Much like the Goldman deal, this could have been a test for the market.

"I think they just wanted to throw it out there and see what happened," he said. The JPMorgan sale priced considerably tighter than the similar Goldman deal three months earlier.

Statoil 10 year in 20 bps

The new 5.25% bond due 2019 from StatoilHydro came in about 20 bps in the secondary market after pricing at 245 bps over Treasuries, a trader said.

The bond was at 225 bps bid, 220 bps offered. There was no level available for the bond due 2014 from the issue, he said.

Plains All American bond holds gains

The 8.75% bond due 2019 from Plains All American Pipeline, LP held its gains made after pricing Wednesday, a trader said.

The bond priced at Treasuries plus 592.7 bps and was quoted at 569 bps bid, 566 bps offered late Thursday. They were at 567 bps bid, 565 bps offered on Wednesday.

Emerson Electric loses ground

A three-tranche deal from Emerson Electric Co. that priced earlier in the week lost some of its gains Thursday from where it stood Wednesday, a trader said.

The 4.125% notes due 2015 were at 228 bps bid, remaining in from its Treasuries plus 245 bps price, but slightly wider than the 225 bps bid, 220 bps offered level of Wednesday.

The 5% notes due 2019 were at 217 bps bid - better than its 233 bps over Treasuries price, but out from the 216 bps bid, 213 bps offered of the day before.

The 6.125% notes due 2039 were at 232 bps bid, remaining well in from the 250 bps over Treasuries price. The level was unchanged from the previous day.

Toll Brothers bond climbs

A recent split-rated issue of 8.9% bonds due 2017 from Toll Brothers Finance Corp. moved up in the secondary on Thursday, a trader said. They were trading at 99.25 after being at 98.75 Wednesday. They priced at 97.975.

JPMorgan bond tightens

The new 6.3% bond due 2019 from JPMorgan Chase was about 10 bps tighter soon after pricing, a trader said.

It priced at Treasuries plus 350 bps and came in to 340 bps bid, 337 bps offered.

Other outstanding bonds from the company were not seen tighter, the trader said, despite the positive earnings announcement and bond offering.

Financials most traded

Several financial names were among the most popular bonds early Thursday afternoon, a market source said.

A non-FDIC-backed 7.5% bond due 2019 from Goldman Sachs was the most traded. It follows on the heels of the JPMorgan issue Thursday, and also of positive earnings announced earlier in the week.

JPMorgan Chase and Bank of America NA also had notes selling at high volume.

Both of these were also older, non-FDIC guaranteed deals.
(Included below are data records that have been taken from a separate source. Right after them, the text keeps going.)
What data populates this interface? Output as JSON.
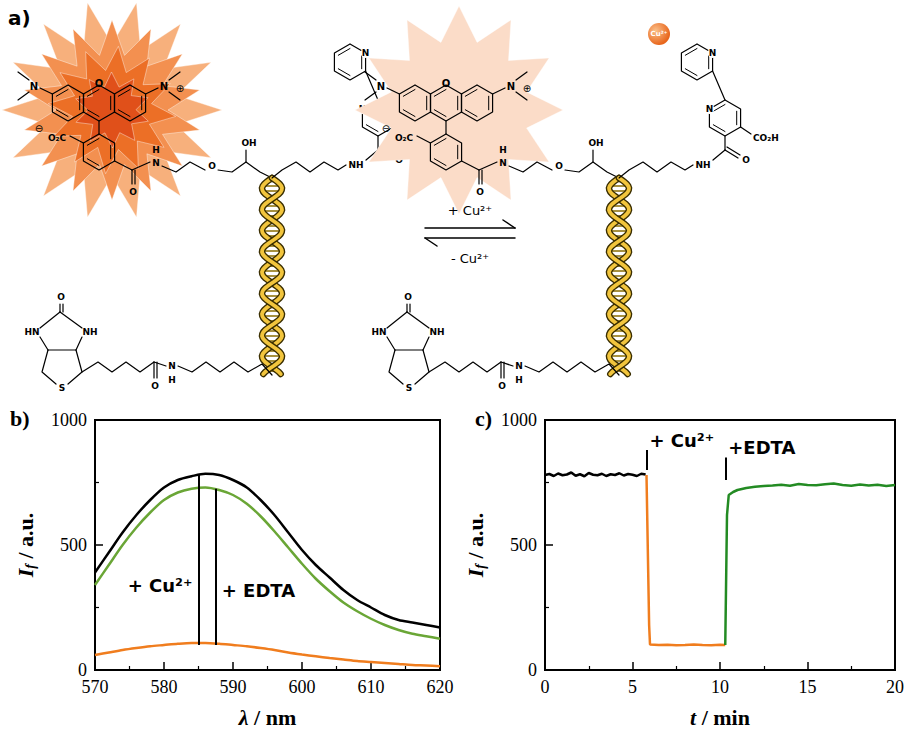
{
  "diagram": {
    "panel": "a)",
    "forward": "+ Cu²⁺",
    "reverse": "- Cu²⁺",
    "ion": "Cu²⁺",
    "labels": {
      "amine": "N",
      "iminium": "N",
      "plus": "⊕",
      "minus": "⊖",
      "xanthene_oxygen": "O",
      "carboxylate": "O₂C",
      "amide_n": "N",
      "amide_h": "H",
      "carbonyl_o": "O",
      "ether_o": "O",
      "hydroxyl": "OH",
      "amide_nh": "NH",
      "pyridine_n": "N",
      "acid": "CO₂H",
      "urea_o": "O",
      "urea_hn": "HN",
      "urea_nh": "NH",
      "thioether": "S",
      "biotin_amide_n": "N",
      "biotin_amide_h": "H",
      "biotin_carbonyl_o": "O"
    }
  },
  "chart_data": [
    {
      "type": "line",
      "panel": "b)",
      "xlabel": {
        "italic": "λ",
        "text": " / nm"
      },
      "ylabel": {
        "italic": "I",
        "sub": "f",
        "text": " / a.u."
      },
      "xlim": [
        570,
        620
      ],
      "xticks": [
        570,
        580,
        590,
        600,
        610,
        620
      ],
      "ylim": [
        0,
        1000
      ],
      "yticks": [
        0,
        500,
        1000
      ],
      "x": [
        570,
        572,
        574,
        576,
        578,
        580,
        582,
        584,
        586,
        588,
        590,
        592,
        594,
        596,
        598,
        600,
        602,
        604,
        606,
        608,
        610,
        612,
        614,
        616,
        618,
        620
      ],
      "series": [
        {
          "color": "#000000",
          "values": [
            390,
            470,
            550,
            620,
            680,
            730,
            760,
            775,
            785,
            780,
            760,
            730,
            680,
            620,
            550,
            480,
            420,
            370,
            320,
            280,
            250,
            220,
            200,
            190,
            180,
            170
          ]
        },
        {
          "color": "#6aa636",
          "values": [
            340,
            420,
            500,
            570,
            630,
            680,
            710,
            725,
            730,
            720,
            700,
            665,
            615,
            555,
            490,
            425,
            365,
            315,
            270,
            235,
            205,
            180,
            160,
            145,
            135,
            125
          ]
        },
        {
          "color": "#f07d1e",
          "values": [
            60,
            70,
            80,
            88,
            95,
            100,
            105,
            108,
            108,
            105,
            100,
            95,
            88,
            80,
            70,
            62,
            55,
            48,
            42,
            36,
            32,
            28,
            24,
            20,
            18,
            15
          ]
        }
      ],
      "annotations": [
        {
          "text": "+ Cu²⁺",
          "x": 585,
          "y_from": 780,
          "y_to": 100
        },
        {
          "text": "+ EDTA",
          "x": 587.5,
          "y_from": 100,
          "y_to": 725
        }
      ],
      "grid": false
    },
    {
      "type": "line",
      "panel": "c)",
      "xlabel": {
        "italic": "t",
        "text": " / min"
      },
      "ylabel": {
        "italic": "I",
        "sub": "f",
        "text": " / a.u."
      },
      "xlim": [
        0,
        20
      ],
      "xticks": [
        0,
        5,
        10,
        15,
        20
      ],
      "ylim": [
        0,
        1000
      ],
      "yticks": [
        0,
        500,
        1000
      ],
      "series": [
        {
          "color": "#000000",
          "x": [
            0,
            0.25,
            0.5,
            0.75,
            1,
            1.25,
            1.5,
            1.75,
            2,
            2.25,
            2.5,
            2.75,
            3,
            3.25,
            3.5,
            3.75,
            4,
            4.25,
            4.5,
            4.75,
            5,
            5.25,
            5.5,
            5.75
          ],
          "values": [
            780,
            784,
            776,
            786,
            779,
            782,
            790,
            777,
            783,
            775,
            788,
            781,
            779,
            785,
            776,
            783,
            780,
            787,
            778,
            784,
            781,
            776,
            785,
            782
          ]
        },
        {
          "color": "#f07d1e",
          "x": [
            5.8,
            5.95,
            6,
            6.5,
            7,
            7.5,
            8,
            8.5,
            9,
            9.5,
            10,
            10.3
          ],
          "values": [
            780,
            180,
            102,
            100,
            101,
            99,
            100,
            102,
            100,
            99,
            101,
            100
          ]
        },
        {
          "color": "#238b23",
          "x": [
            10.3,
            10.4,
            10.5,
            10.75,
            11,
            11.5,
            12,
            12.5,
            13,
            13.5,
            14,
            14.5,
            15,
            15.5,
            16,
            16.5,
            17,
            17.5,
            18,
            18.5,
            19,
            19.5,
            20
          ],
          "values": [
            100,
            620,
            700,
            712,
            720,
            728,
            733,
            736,
            738,
            741,
            737,
            744,
            740,
            739,
            743,
            746,
            740,
            737,
            742,
            738,
            741,
            736,
            740
          ]
        }
      ],
      "annotations": [
        {
          "text": "+ Cu²⁺",
          "x": 5.8,
          "y_from": 880,
          "y_to": 800
        },
        {
          "text": "+EDTA",
          "x": 10.3,
          "y_from": 850,
          "y_to": 760
        }
      ],
      "grid": false
    }
  ]
}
JPMorgan's was a 6% bond due 2018, while Bank of America's 5.65% bank notes due 2018 were popular.

Bank, broker CDS tighten

Bank and broker credit-default swaps were each tighter late Thursday, a trader said.

Bank names were 5 to 30 bps tighter, while brokers were 5 to 15 bps tighter, they said.

DuPont, Hartford top movers

Bonds from Hartford Financial Services Corp. and E.I. DuPont de Nemours & Co. had some of the day's top moving bonds by late Thursday.

It was the second day a bond from Hartford was one of the top bonds tightening. The company announced it was named one of the World's Most Ethical Companies for the second year in a row by the Ethisphere Institute, according to a press release.

DuPont moved the other direction, with its 4.75% note due 2015 widening nearly 25 bps. It was announced the previous day that salaried workers at the company were being asked to take two weeks unpaid leave to cut costs.